Doze Green is an American artist, musician and one of the original Hip-Hop B-Boys.


Early Life and Education

Doze Green was born in New York City in 1964. Growing up in the '70s, his art was inspired by newspaper cartoons like Shoe, Saturday morning cartoons on TV  and Superhero comics. He began to create his own characters when he was about seven years old. By the time he was twelve he was able to draw sophisticated characters in complete artistic settings. His family encouraged not only his artistic endeavors but also his songwriting.


He attended the High School of Art and Design in New York. The school encouraged artistic expression and even graffiti, which Green did in and around the city. One of his mentors was Donald Joseph White, who signed his graffiti art as DONDI. Green credits DONDI with helping him to create a cleaner, more careful and more sophisticated style than he had been doing before they met.


Green's cousins, who lived in the Bronx, introduced him to  Hip-Hop culture and breaking dancing. He became a member of one of the earliest break dancing groups: the Rock Steady Crew. The group watched a lot of Bruce Lee and Kung Fu movies and emulated the characters and the movements. Green said he adopted a 'gangsta’ persona in both his music and his art.



Doze Green traveled the world with the Rock Steady Crew. He continued to draw and paint and his work was part of a group show in 1984 at the Castelli Gallery in New York. At about the same time, the Rock Steady Crew split up and Green found it increasingly difficult to survive in New York.

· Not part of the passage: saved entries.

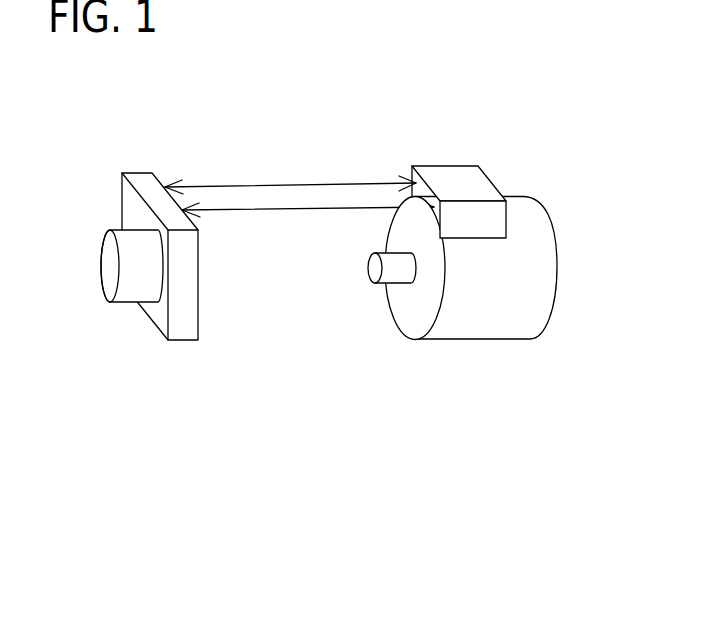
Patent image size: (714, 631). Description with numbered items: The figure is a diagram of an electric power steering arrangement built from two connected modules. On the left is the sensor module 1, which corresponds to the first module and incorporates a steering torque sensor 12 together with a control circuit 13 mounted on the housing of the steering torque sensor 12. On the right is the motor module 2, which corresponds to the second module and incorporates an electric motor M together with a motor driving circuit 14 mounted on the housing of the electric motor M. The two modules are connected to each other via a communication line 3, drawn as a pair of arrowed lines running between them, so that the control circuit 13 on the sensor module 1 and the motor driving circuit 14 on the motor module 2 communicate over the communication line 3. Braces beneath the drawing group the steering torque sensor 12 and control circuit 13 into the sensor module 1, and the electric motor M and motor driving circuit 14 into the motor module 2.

The sensor module 1 is at (139, 331).
The steering torque sensor 12 is at (110, 268).
The control circuit 13 is at (175, 323).
The communication line 3 is at (275, 176).
The motor module 2 is at (497, 327).
The electric motor M is at (473, 317).
The motor driving circuit 14 is at (475, 187).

He moved to San Diego, where he found work making designs for skate board and surf gear. He lived in San Francisco from 1992 to 1999, a time when he began painting on canvas and selling his work at small galleries and cafes in the SOMA district. His career took off and his exhibits were often sold out.


Green moved to Los Angeles, where he continued to paint and design album covers. He became increasingly interested in metaphysics. "When I delineate it down to its very last compound," he said about his art,  "I just see numbers, I see figures, and I see waves; I see forms as sacred geometry in kind of like a cosmic dance."


Doze Green’s work can be found in public and private collections throughout the United States, Japan, Europe, and Australia. His works have been published in BlackBook, Anthem, Juxtapoz, Tokion, and­­ Vibe and featured on CNN.